We haven’t been extremely vocal about the steps we’ve taken so far to prepare for Gutenberg. Rest assured your Ninja Forms experience will be seamless when 5.0 rolls out. Our development team has been hard at work crafting a Ninja Forms block that will not just function flawlessly with Gutenberg, but that will deliver on the same modern, painless, and friendly form building experience that we strive for with every release.

Gutenburg block for Ninja Forms

Look for more in the coming weeks that will preview the Ninja Forms-Gutenberg experience. We’re excited to step with you into the next generation of WordPress!

Change can be scary. Not changing can be scarier.

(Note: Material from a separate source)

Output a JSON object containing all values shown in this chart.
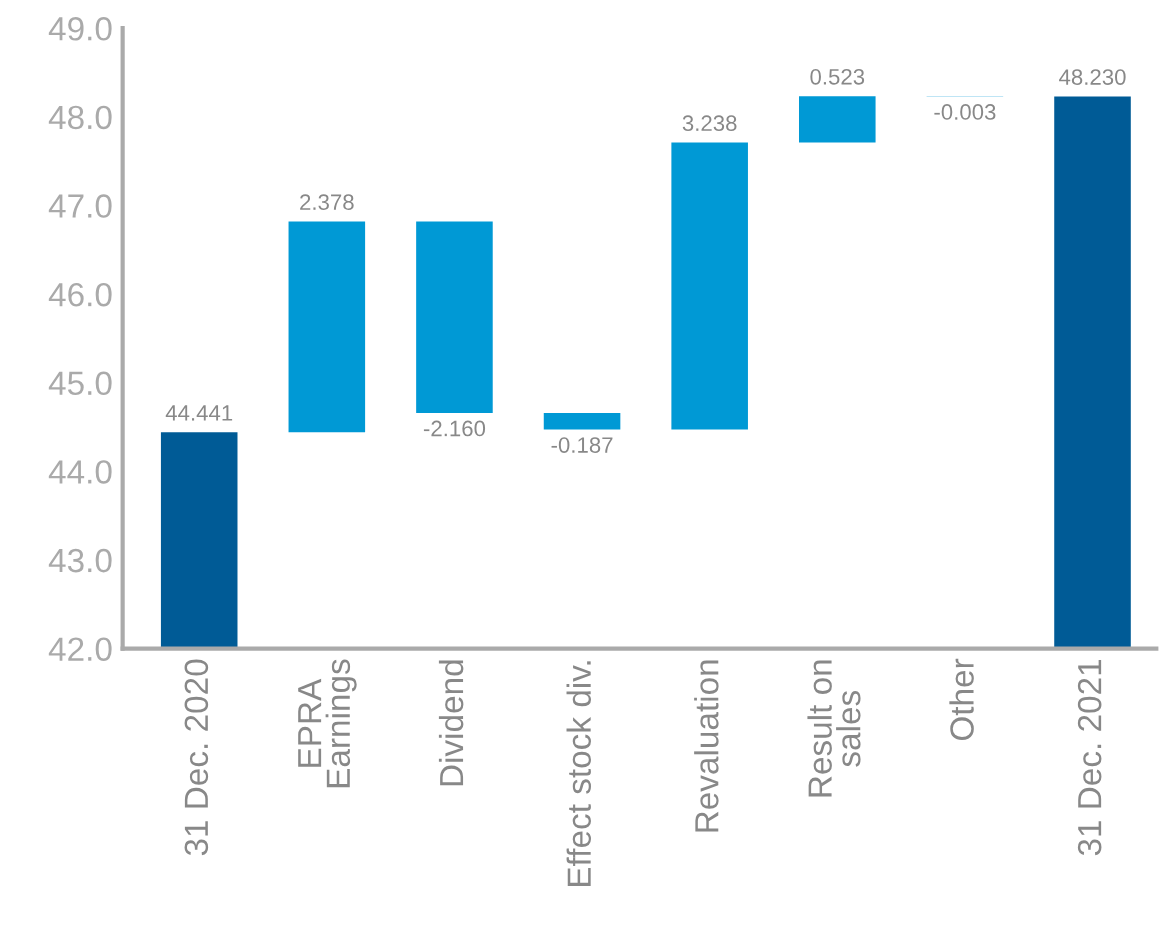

I’ve been following Gutenberg news since the announcement and release of the beta plugin in 2017. As with most things in early beta, I consciously avoided immersing myself into the nitty gritty technical details of how the new post editor worked.

It’s beta. There will be bugs.

In that frame of mind, I decided to wait until the new software was closer to release and in a more finished state before I dove in for my first impressions of the new experience as a daily WordPress user.

In that time between then and now, there has been a slew of controversy surrounding Gutenberg. A casual search around the web brings up content from some pretty major WordPress community contributors harkening the end of WordPress as we know it, even predicting a fork of the CMS into two separate pieces of software. In the back of my mind Gutenberg is involuntarily accompanied by an image of Colonel Kurtz dabbing milk onto his bald head from a dirty cloth, whispering softly “the horror… the horror…”

I installed the Gutenberg plugin expecting the worst. I was very pleasantly surprised.

From my experience so far, Gutenberg has been anything but the horror described in much of what I’ve read. In fact, it was plain fun to use. Different? Oh yes. Intimidating and a little scary as I learned its UI and rediscovered the comfortable familiarity of the post editor features I’ve all but lived in for years now? Most definitely.

My overall impression of Gutenberg from the perspective of someone who lives in the WordPress post editor every day? It’s different but very fun, and I can see the potential in these changes to take content creation in WordPress into the next generation.

Use the steps we’ve talked about in this article to prepare, and relax. It’s not the end of anything.

WordPress has to continue to evolve if it’s going to continue to grow, or even maintain, its place in the global CMS space. We’re over a quarter of the web, but that number is only going to shrink if we don’t continue to innovate and explore new ways to deliver the best website creation experience possible.

Change can be scary. Not changing can be scarier. Do your due diligence to ensure that your website is Gutenberg ready, then hang on for the ride. The future is looking pretty cool.